The twelve texture “sub-traits” showed moderate to high repeatability and the magnitude of genetic variation in traits differed between families, with frequent transgressive segregation patterns. The lower repeatability obtained for traits in the collection could be explained by the larger biological variation caused by the sampling of five fruits across trees (three trees/genotype, i.e., 1.67 fruit/tree), in contrast to genotypes of the families for which the five fruits were sampled within single trees (and where the tree effect is confounded with the genotypic effect). Using BLUPs and marker data only, we could predict texture features with moderate to high accuracy within the collection (accuracies between 0.42 and 0.64), which indicates that, despite the experimental and statistical limitations imposed by our design (pseudo-replication, different sampling design in families and collection orchards), substantial genotypic effects were assessed with our approach.

The collection was further used as main training population to predict texture in families. As we have observed, prediction accuracies were quite heterogeneous between biparental families. Without TS optimization, texture could be accurately predicted for ‘GaPL’ (mean accuracy of 0.57), while ‘GaPi’ and in ‘FjPi’ showed a moderate prediction accuracy (mean accuracy of 0.30). In contrast, near-zero or negative accuracies were obtained for ‘FjDe’, ‘FjPL’ and ‘GDFj’ across all traits (mean accuracy of −0.05). The large negative accuracy values repeatedly obtained in ‘FjDe’ and ‘GDFj’ could reveal an opposite linkage phase at markers closely linked to the relevant QTLs between these families and the collection28. They could also reflect a systematic bias caused in the calculation of the Pearson correlation coefficient itself, in particular when the means of the TS and the means of the VS for the predicted trait are negatively correlated over the sampling procedure29. The low accuracies suggest that genomic selection for fruit texture in families ‘FjDe’, ‘FjPL’ and ‘GDFj’ would be ineffective using the present experimental design.

Our results also highlight considerable variability in the prediction accuracies across texture components. In particular, we found large differences in accuracy between firmness (as approximated by PC1) and crispness (as approximated by PC2), the two main components of texture dissected with our PCA (Fig. 1). PC1 was among the most predictable traits (accuracy of 0.59 in collection and highest accuracy among traits and family: 0.73 in GaPL), while PC2 showed generally low prediction accuracies. The high phenotypic variability explained by PC1 in the collection (80.5% of total phenotypic variability, while PC2 accounted only for 12.7%, Fig. 1), together with a higher repeatability (Table 1), are both factors likely to contribute to these higher accuracies in PC1 relative to PC2. As a comparison, our repeatability estimates are in line with the medium to high heritability obtained when measuring firmness with texture analyzers and the low to medium heritability obtained in sensory evaluations for crispness24,25,30,31.

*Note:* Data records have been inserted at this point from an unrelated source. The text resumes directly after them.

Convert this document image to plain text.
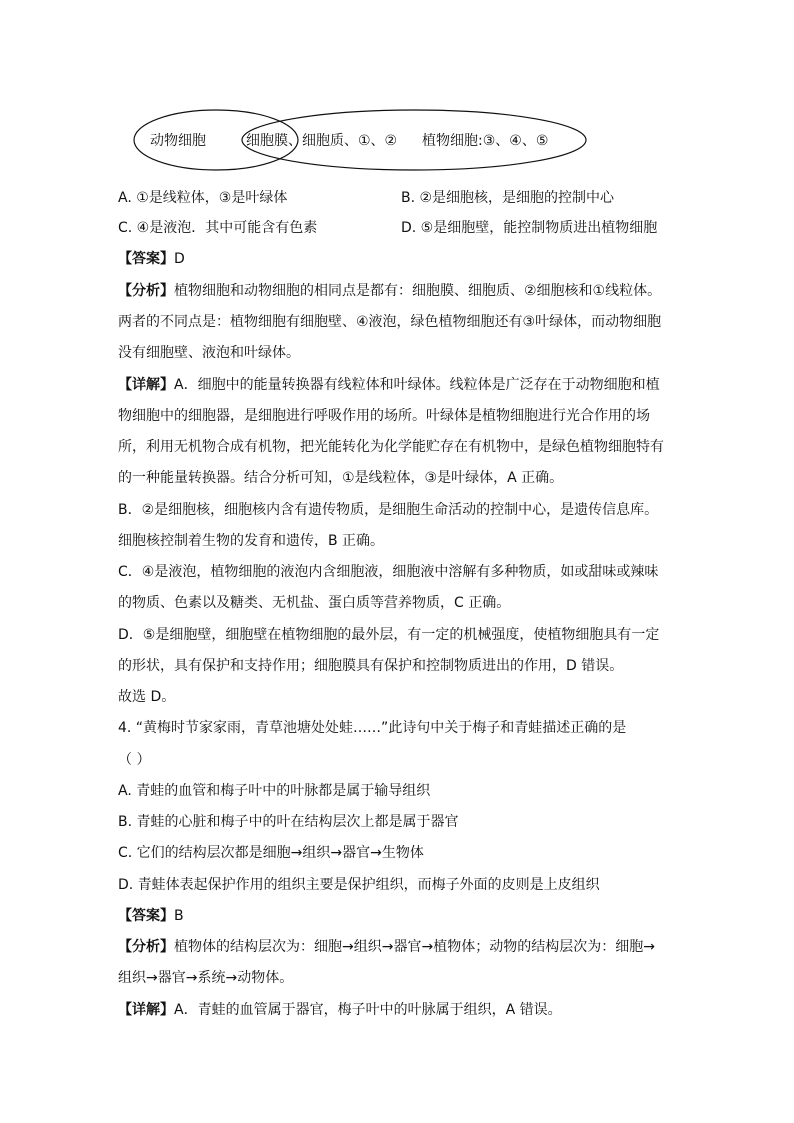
动物细胞	细胞膜、细胞质、①、② 植物细胞:③、④、⑤
A. ①是线粒体，③是叶绿体	B. ②是细胞核，是细胞的控制中心
C. ④是液泡．其中可能含有色素	D. ⑤是细胞壁，能控制物质进出植物细胞
【答案】D
【分析】植物细胞和动物细胞的相同点是都有：细胞膜、细胞质、②细胞核和①线粒体。
两者的不同点是：植物细胞有细胞壁、④液泡，绿色植物细胞还有③叶绿体，而动物细胞
没有细胞壁、液泡和叶绿体。
【详解】A．细胞中的能量转换器有线粒体和叶绿体。线粒体是广泛存在于动物细胞和植
物细胞中的细胞器，是细胞进行呼吸作用的场所。叶绿体是植物细胞进行光合作用的场
所，利用无机物合成有机物，把光能转化为化学能贮存在有机物中，是绿色植物细胞特有
的一种能量转换器。结合分析可知，①是线粒体，③是叶绿体，A 正确。
B．②是细胞核，细胞核内含有遗传物质，是细胞生命活动的控制中心，是遗传信息库。
细胞核控制着生物的发育和遗传，B 正确。
C．④是液泡，植物细胞的液泡内含细胞液，细胞液中溶解有多种物质，如或甜味或辣味
的物质、色素以及糖类、无机盐、蛋白质等营养物质，C 正确。
D．⑤是细胞壁，细胞壁在植物细胞的最外层，有一定的机械强度，使植物细胞具有一定
的形状，具有保护和支持作用；细胞膜具有保护和控制物质进出的作用，D 错误。
故选 D。
4. “黄梅时节家家雨，青草池塘处处蛙……”此诗句中关于梅子和青蛙描述正确的是
（ ）
A. 青蛙的血管和梅子叶中的叶脉都是属于输导组织
B. 青蛙的心脏和梅子中的叶在结构层次上都是属于器官
C. 它们的结构层次都是细胞→组织→器官→生物体
D. 青蛙体表起保护作用的组织主要是保护组织，而梅子外面的皮则是上皮组织
【答案】B
【分析】植物体的结构层次为：细胞→组织→器官→植物体；动物的结构层次为：细胞→
组织→器官→系统→动物体。
【详解】A．青蛙的血管属于器官，梅子叶中的叶脉属于组织，A 错误。
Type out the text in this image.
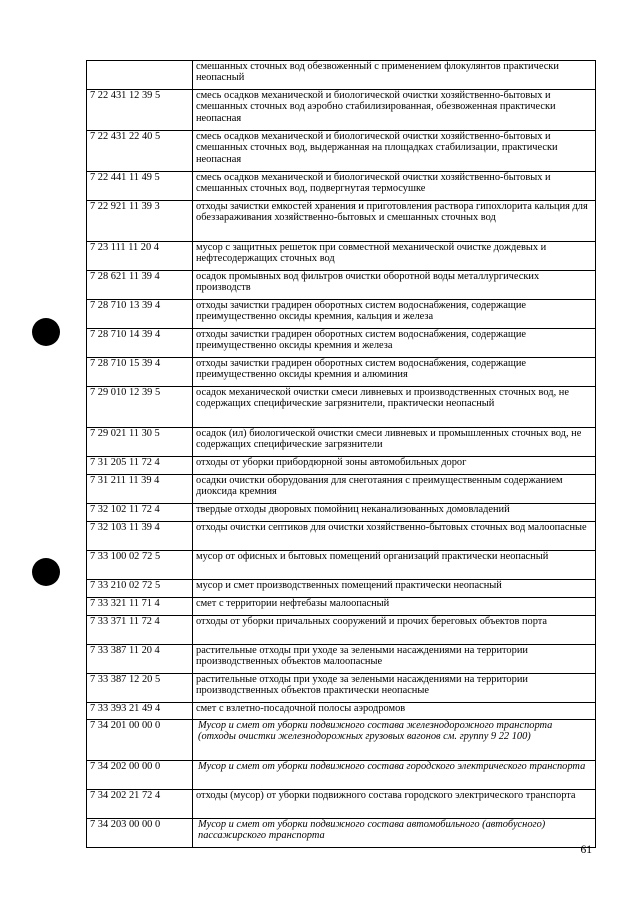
	смешанных сточных вод обезвоженный с применением флокулянтов практически неопасный
7 22 431 12 39 5	смесь осадков механической и биологической очистки хозяйственно-бытовых и смешанных сточных вод аэробно стабилизированная, обезвоженная практически неопасная
7 22 431 22 40 5	смесь осадков механической и биологической очистки хозяйственно-бытовых и смешанных сточных вод, выдержанная на площадках стабилизации, практически неопасная
7 22 441 11 49 5	смесь осадков механической и биологической очистки хозяйственно-бытовых и смешанных сточных вод, подвергнутая термосушке
7 22 921 11 39 3	отходы зачистки емкостей хранения и приготовления раствора гипохлорита кальция для обеззараживания хозяйственно-бытовых и смешанных сточных вод
7 23 111 11 20 4	мусор с защитных решеток при совместной механической очистке дождевых и нефтесодержащих сточных вод
7 28 621 11 39 4	осадок промывных вод фильтров очистки оборотной воды металлургических производств
7 28 710 13 39 4	отходы зачистки градирен оборотных систем водоснабжения, содержащие преимущественно оксиды кремния, кальция и железа
7 28 710 14 39 4	отходы зачистки градирен оборотных систем водоснабжения, содержащие преимущественно оксиды кремния и железа
7 28 710 15 39 4	отходы зачистки градирен оборотных систем водоснабжения, содержащие преимущественно оксиды кремния и алюминия
7 29 010 12 39 5	осадок механической очистки смеси ливневых и производственных сточных вод, не содержащих специфические загрязнители, практически неопасный
7 29 021 11 30 5	осадок (ил) биологической очистки смеси ливневых и промышленных сточных вод, не содержащих специфические загрязнители
7 31 205 11 72 4	отходы от уборки прибордюрной зоны автомобильных дорог
7 31 211 11 39 4	осадки очистки оборудования для снеготаяния с преимущественным содержанием диоксида кремния
7 32 102 11 72 4	твердые отходы дворовых помойниц неканализованных домовладений
7 32 103 11 39 4	отходы очистки септиков для очистки хозяйственно-бытовых сточных вод малоопасные
7 33 100 02 72 5	мусор от офисных и бытовых помещений организаций практически неопасный
7 33 210 02 72 5	мусор и смет производственных помещений практически неопасный
7 33 321 11 71 4	смет с территории нефтебазы малоопасный
7 33 371 11 72 4	отходы от уборки причальных сооружений и прочих береговых объектов порта
7 33 387 11 20 4	растительные отходы при уходе за зелеными насаждениями на территории производственных объектов малоопасные
7 33 387 12 20 5	растительные отходы при уходе за зелеными насаждениями на территории производственных объектов практически неопасные
7 33 393 21 49 4	смет с взлетно-посадочной полосы аэродромов
7 34 201 00 00 0	Мусор и смет от уборки подвижного состава железнодорожного транспорта (отходы очистки железнодорожных грузовых вагонов см. группу 9 22 100)
7 34 202 00 00 0	Мусор и смет от уборки подвижного состава городского электрического транспорта
7 34 202 21 72 4	отходы (мусор) от уборки подвижного состава городского электрического транспорта
7 34 203 00 00 0	Мусор и смет от уборки подвижного состава автомобильного (автобусного) пассажирского транспорта
61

The prediction design and strategy we adopted involves the phenotyping of one single training population (collection) to predict texture within multiple families. Previous works on texture prediction have mainly focused on firmness, and generally showed low accuracies when predicting unobserved genotypes in a set of families or in a collection (between 0.15 and 0.35)24,26,27. A much higher accuracy of 0.83 was found for firmness in the work of Kumar et al.25 when performing cross-validations within a 4 × 2 factorial design, with 1080 and 120 genotypes randomly assigned to the TS and VS, respectively. This strategy is expected to yield higher prediction accuracies, but phenotyping such large numbers of genotypes to make accurate predictions for only a few families would be unfeasible in a commercial breeding program. Moreover, relying on a training population derived from a small number of parents makes such an approach less suitable for making predictions across a broad range of breeding material. To this end, the design we proposed is more versatile and enables the user to share the costs of phenotyping the TS on a larger scale, which should be more suitable for the practical use of genomic selection.

Beyond firmness, we also investigated variables highly correlated to sensory crispness, a trait which strongly influences the sensory experience of consumers and thus determines the commercial success of a cultivar. To our knowledge, predictions for crispness have only been reported for sensory crispness with an accuracy around 0.224. In the populations considered in our study, crispness (as obtained by PC2) could be predicted with a reasonable accuracy of 0.42 in the collection, and in most of the families we could achieve accuracy values above 0.2 (except family ‘GDFj’, with 0.01 maximum accuracy).

### Impact of genetic clustering and relatedness on prediction accuracy

Through the implementation of the DAPC method, six significant, yet marginally differentiated genetic clusters were observed. Families were assigned to one or two specific clusters, reflecting the assignment of their parental genotypes. Our results confirm the weak genetic structure characteristic of the cultivated apple32,33. Although some degree of correlation was apparent between the genetic clustering of genotypes and their phenotypic distribution (Fig. S3), TS optimization based on clustering was the lowest performing among the four methods that we tested. One important result revealed by the clustering patterns was that the two families ‘GaPL’ and ‘GaPi’, whose parents originated from the same highly represented genetic cluster in the collection (Cluster 5), yielded the best predictions.

The genetic parameter having the largest impact on predictions was genetic relatedness, with texture traits being much better predicted in the two families most related to the collection (‘GaPL’ and ‘GaPi’) compared to the remaining ‘Fuji’-related families. This observation confirms that genetic relatedness is a fundamental parameter in genomic prediction34. The addition of closely related genotypes from the same family (‘TS_coll_sibs’) or from a complete half-sib family (‘TS_coll_half-sibs’) to the collection did not improve the prediction accuracy for five of the six families studied. This result suggests that either the collection already contains ‘enough’ diversity to predict families, or that the excess of unrelated genotypes in the collection cannot be corrected by adding more related genotypes. Thus, ‘TS_coll_sibs’ and ‘TS_coll_half-sibs’ scenarios do not seem to effectively improve the TS.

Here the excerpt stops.